Un repas complet peut toutefois comporter davantage d’étapes. Voici la séquence la plus développée que l’on retrouve dans la gastronomie classique :
- L’amuse-bouche ou le hors-d’œuvre, servi avant l’entrée pour ouvrir l’appétit, souvent en une ou deux bouchées
- L’entrée, froide ou chaude (soupe, salade, terrine, carpaccio, feuilleté)
- Le plat principal (viande, poisson ou plat végétarien avec garniture)
- Le fromage, servi avant ou après le dessert selon les régions et les usages
- Le dessert, qui clôt le repas sur une note sucrée
Le trou normand, une pause entre deux services sous forme de sorbet ou d’alcool (traditionnellement du calvados), peut s’intercaler entre le plat principal et le fromage lors de repas festifs. Son rôle supposé est de faciliter la digestion et de relancer l’appétit.
Pourquoi le plat de résistance n’est pas une entrée : une question de vocabulaire culinaire
Le mot « entrée » a évolué au fil des siècles. À l’origine, dans la cuisine française classique, l’entrée n’était pas le premier plat posé sur la table. Elle arrivait après les potages et les hors-d’œuvre, comme un mets intermédiaire « entrant » dans le repas.
C’est avec la simplification progressive des menus que l’entrée a fini par désigner le tout premier service. Le plat qui suit a pris le nom de « plat principal » par opposition logique : il est principal parce qu’il est le plus copieux et le plus central dans la composition du repas.
L’entrée ouvre, le plat principal nourrit, le dessert conclut. Cette hiérarchie fonctionne aussi bien dans un restaurant gastronomique que dans un repas familial.
Le cas particulier des menus de mariage et des repas de fête
Dans un repas de mariage ou un dîner assis organisé par un traiteur, la séquence est souvent plus longue. On distingue alors parfois deux entrées (une froide et une chaude), un poisson suivi d’une viande, puis le fromage et le dessert. Le plat principal reste celui autour duquel s’articule le repas, généralement la viande ou le poisson le plus élaboré.
Les menus de fête permettent aussi d’observer des appellations plus fantaisistes. Sur les cartes de mariage, l’entrée peut être rebaptisée « ouverture », « prélude » ou « mise en bouche », tandis que le plat principal devient « pièce maîtresse » ou « cœur du repas ». Ces variations n’ont aucune valeur normative : elles relèvent de la présentation.

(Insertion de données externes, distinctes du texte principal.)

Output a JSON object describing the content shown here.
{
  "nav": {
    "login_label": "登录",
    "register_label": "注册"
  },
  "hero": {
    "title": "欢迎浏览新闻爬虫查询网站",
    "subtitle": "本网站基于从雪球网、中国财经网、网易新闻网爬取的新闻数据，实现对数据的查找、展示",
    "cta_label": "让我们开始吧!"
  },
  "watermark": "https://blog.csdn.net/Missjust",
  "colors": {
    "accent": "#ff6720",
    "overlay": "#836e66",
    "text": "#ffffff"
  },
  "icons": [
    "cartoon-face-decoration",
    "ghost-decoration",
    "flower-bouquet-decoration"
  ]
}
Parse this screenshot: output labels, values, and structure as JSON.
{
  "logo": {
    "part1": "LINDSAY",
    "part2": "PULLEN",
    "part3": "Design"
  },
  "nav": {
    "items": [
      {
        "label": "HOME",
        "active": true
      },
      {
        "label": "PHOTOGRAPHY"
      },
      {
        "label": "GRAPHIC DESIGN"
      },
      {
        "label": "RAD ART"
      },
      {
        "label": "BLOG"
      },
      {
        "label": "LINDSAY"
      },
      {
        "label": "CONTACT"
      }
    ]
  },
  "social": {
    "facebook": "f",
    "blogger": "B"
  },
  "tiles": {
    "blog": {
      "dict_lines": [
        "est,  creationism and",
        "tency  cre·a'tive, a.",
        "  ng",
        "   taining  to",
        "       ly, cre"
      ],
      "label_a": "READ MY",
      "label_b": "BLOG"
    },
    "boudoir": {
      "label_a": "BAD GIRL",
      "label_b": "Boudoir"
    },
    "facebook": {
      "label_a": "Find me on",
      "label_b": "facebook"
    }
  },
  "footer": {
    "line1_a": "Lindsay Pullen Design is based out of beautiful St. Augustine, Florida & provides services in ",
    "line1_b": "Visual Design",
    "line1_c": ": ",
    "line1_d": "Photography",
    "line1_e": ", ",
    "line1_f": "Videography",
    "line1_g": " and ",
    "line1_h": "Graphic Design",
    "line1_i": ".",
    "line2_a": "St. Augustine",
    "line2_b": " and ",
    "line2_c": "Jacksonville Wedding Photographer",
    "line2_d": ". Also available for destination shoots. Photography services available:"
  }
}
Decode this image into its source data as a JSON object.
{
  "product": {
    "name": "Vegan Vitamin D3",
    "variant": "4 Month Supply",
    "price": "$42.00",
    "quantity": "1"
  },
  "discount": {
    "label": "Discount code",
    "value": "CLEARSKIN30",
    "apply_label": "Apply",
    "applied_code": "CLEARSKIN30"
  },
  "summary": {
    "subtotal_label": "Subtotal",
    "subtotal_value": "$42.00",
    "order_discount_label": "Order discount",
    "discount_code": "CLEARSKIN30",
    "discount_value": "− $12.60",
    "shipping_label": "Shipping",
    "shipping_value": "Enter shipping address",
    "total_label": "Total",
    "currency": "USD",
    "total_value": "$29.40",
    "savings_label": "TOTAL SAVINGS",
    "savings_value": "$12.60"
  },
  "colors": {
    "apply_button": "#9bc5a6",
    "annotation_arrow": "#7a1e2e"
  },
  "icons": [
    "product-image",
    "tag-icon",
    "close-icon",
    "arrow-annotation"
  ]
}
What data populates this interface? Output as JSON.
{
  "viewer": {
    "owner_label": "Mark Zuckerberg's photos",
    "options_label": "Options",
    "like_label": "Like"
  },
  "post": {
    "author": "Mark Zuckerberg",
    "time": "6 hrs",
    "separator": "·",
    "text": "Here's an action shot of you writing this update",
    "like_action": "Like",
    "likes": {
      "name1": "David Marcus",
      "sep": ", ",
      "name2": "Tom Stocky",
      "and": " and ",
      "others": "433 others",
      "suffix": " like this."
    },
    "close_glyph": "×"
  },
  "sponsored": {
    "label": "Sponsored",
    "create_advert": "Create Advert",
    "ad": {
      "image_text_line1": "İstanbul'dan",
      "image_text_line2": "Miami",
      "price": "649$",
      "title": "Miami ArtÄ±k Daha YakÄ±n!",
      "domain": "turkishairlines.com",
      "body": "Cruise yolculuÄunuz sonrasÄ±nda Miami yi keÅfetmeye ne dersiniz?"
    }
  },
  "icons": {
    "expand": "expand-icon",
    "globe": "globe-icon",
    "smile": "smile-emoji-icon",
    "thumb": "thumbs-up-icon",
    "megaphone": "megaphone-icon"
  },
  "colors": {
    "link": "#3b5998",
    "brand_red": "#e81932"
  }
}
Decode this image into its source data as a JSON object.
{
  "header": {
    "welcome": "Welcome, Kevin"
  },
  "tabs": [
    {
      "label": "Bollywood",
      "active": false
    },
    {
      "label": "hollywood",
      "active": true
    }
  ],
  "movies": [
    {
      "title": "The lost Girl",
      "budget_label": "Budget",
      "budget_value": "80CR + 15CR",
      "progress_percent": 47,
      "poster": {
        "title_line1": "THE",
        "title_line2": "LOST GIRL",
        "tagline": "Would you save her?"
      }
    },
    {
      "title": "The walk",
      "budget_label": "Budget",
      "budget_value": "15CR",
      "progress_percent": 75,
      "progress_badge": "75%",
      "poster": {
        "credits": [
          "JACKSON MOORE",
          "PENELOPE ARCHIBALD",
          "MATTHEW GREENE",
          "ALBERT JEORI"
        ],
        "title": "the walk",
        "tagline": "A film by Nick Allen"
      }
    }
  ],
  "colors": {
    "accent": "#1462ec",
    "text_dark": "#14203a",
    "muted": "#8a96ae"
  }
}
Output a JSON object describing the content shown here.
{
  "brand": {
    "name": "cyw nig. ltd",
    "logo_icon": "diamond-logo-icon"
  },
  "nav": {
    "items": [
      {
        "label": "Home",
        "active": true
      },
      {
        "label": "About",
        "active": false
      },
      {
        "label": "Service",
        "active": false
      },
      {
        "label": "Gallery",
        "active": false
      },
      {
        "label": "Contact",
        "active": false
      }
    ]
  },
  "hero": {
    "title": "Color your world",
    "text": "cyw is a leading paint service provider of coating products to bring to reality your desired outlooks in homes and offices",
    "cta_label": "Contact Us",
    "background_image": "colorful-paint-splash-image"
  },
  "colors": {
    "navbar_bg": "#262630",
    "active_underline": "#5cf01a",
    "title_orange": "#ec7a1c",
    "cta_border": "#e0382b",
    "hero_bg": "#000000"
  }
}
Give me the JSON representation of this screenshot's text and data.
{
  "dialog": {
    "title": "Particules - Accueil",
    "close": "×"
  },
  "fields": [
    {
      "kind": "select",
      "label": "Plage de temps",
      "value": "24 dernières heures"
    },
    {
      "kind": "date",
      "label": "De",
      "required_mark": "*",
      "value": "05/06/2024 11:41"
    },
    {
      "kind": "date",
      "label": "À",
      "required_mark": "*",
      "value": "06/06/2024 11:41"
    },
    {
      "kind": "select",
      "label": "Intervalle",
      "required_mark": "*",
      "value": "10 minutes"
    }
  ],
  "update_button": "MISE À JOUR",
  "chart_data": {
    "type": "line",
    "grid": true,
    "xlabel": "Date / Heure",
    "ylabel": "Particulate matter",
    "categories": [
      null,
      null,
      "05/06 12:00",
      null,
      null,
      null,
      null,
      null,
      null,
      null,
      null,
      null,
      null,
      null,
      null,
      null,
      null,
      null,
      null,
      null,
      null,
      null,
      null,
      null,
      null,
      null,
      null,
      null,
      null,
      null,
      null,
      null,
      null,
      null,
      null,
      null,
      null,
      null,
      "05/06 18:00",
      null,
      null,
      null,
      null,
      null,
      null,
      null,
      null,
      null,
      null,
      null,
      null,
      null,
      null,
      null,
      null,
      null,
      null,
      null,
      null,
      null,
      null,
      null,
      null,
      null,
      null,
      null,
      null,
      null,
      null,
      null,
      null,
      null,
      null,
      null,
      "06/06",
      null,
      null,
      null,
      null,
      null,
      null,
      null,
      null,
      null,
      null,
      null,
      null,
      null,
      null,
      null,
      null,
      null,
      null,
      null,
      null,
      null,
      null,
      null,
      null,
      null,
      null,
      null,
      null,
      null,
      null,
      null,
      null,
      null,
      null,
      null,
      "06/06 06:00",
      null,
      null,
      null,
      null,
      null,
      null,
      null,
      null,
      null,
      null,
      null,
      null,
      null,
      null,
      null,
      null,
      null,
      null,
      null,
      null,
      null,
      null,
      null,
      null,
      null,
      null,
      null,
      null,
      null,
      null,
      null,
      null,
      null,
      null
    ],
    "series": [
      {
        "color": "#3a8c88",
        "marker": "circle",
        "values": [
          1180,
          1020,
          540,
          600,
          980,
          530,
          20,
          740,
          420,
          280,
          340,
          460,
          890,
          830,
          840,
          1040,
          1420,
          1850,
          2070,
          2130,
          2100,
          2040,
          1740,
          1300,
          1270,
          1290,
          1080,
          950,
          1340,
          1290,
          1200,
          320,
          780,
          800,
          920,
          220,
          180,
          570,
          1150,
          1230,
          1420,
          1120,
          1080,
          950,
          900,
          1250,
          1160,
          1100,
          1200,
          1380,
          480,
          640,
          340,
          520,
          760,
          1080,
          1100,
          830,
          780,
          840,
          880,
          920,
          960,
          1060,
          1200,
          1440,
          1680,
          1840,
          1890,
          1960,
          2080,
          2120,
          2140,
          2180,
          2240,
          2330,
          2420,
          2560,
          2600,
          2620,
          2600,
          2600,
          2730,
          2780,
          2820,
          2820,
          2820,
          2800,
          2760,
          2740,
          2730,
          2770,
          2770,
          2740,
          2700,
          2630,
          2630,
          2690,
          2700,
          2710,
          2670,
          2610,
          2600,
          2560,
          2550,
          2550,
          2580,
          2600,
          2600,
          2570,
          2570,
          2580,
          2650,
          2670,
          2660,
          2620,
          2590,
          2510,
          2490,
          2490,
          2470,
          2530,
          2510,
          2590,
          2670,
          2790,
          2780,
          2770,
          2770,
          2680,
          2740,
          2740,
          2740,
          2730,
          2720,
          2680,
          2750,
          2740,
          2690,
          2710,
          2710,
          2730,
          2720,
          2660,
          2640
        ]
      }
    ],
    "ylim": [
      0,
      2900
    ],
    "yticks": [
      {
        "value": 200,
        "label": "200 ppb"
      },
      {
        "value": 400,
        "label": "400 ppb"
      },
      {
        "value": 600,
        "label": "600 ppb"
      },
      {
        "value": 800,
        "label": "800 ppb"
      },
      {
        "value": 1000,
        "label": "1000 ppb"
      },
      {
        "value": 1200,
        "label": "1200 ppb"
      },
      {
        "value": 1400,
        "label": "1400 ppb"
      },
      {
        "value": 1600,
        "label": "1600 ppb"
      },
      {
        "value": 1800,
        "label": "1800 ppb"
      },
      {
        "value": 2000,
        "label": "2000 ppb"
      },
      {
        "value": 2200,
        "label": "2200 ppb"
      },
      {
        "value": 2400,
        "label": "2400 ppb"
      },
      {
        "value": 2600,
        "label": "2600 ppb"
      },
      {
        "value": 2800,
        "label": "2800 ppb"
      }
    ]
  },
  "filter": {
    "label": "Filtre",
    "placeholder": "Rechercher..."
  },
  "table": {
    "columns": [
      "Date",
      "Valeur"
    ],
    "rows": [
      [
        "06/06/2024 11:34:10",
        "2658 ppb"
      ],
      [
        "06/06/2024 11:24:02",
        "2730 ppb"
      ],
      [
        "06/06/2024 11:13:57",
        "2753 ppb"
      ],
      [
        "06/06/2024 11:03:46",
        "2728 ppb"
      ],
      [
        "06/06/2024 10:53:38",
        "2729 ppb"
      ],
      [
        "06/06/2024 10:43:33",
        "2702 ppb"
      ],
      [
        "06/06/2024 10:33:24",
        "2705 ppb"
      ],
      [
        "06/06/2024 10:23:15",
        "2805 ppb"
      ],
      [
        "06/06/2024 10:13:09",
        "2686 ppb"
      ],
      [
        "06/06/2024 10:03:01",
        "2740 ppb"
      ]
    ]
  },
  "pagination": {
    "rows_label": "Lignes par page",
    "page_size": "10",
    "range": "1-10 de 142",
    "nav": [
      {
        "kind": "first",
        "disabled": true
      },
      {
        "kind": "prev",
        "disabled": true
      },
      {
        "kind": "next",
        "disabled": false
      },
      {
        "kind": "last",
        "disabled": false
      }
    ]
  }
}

Menus modernes : quand le plat principal change de forme
La restauration contemporaine bouscule la séquence classique. Les formats de type planches à partager, petites assiettes ou tapas brouillent la frontière entre entrée et plat principal. Certains restaurants proposent des menus sans véritable plat de résistance, composés de cinq ou six services de taille équivalente.
Le plat principal n’est plus toujours le plus volumineux du repas. Dans les menus dégustation, chaque service est calibré pour former une progression de saveurs, d’épices et de textures plutôt qu’une montée en quantité.
Sur les cartes modernes, la catégorie « plats » peut aussi inclure des propositions plus légères qu’un traditionnel plat de résistance : bowl complet, risotto, plat de légumes rôtis. La distinction avec l’entrée repose alors moins sur la quantité que sur la place dans l’ordre de service.
Fromage : avant ou après le dessert
La question du fromage mérite une parenthèse. En France, la tradition dominante place le fromage après le plat principal et avant le dessert. Cette position a une logique gustative : on passe du salé au sucré de manière progressive.
D’autres pays inversent cet ordre. En Angleterre, le fromage se mange après le dessert, parfois accompagné de fruits. La place du fromage dans le repas varie selon les pays, ce qui montre que la séquence entrée-plat-dessert n’a rien d’universel.
Le plat qui suit l’entrée dans un repas français porte donc un nom simple et sans mystère : plat principal, ou plat de résistance. Que le menu soit un triptyque classique ou une série de petites assiettes modernes, c’est toujours ce service qui ancre le repas et lui donne sa colonne vertébrale.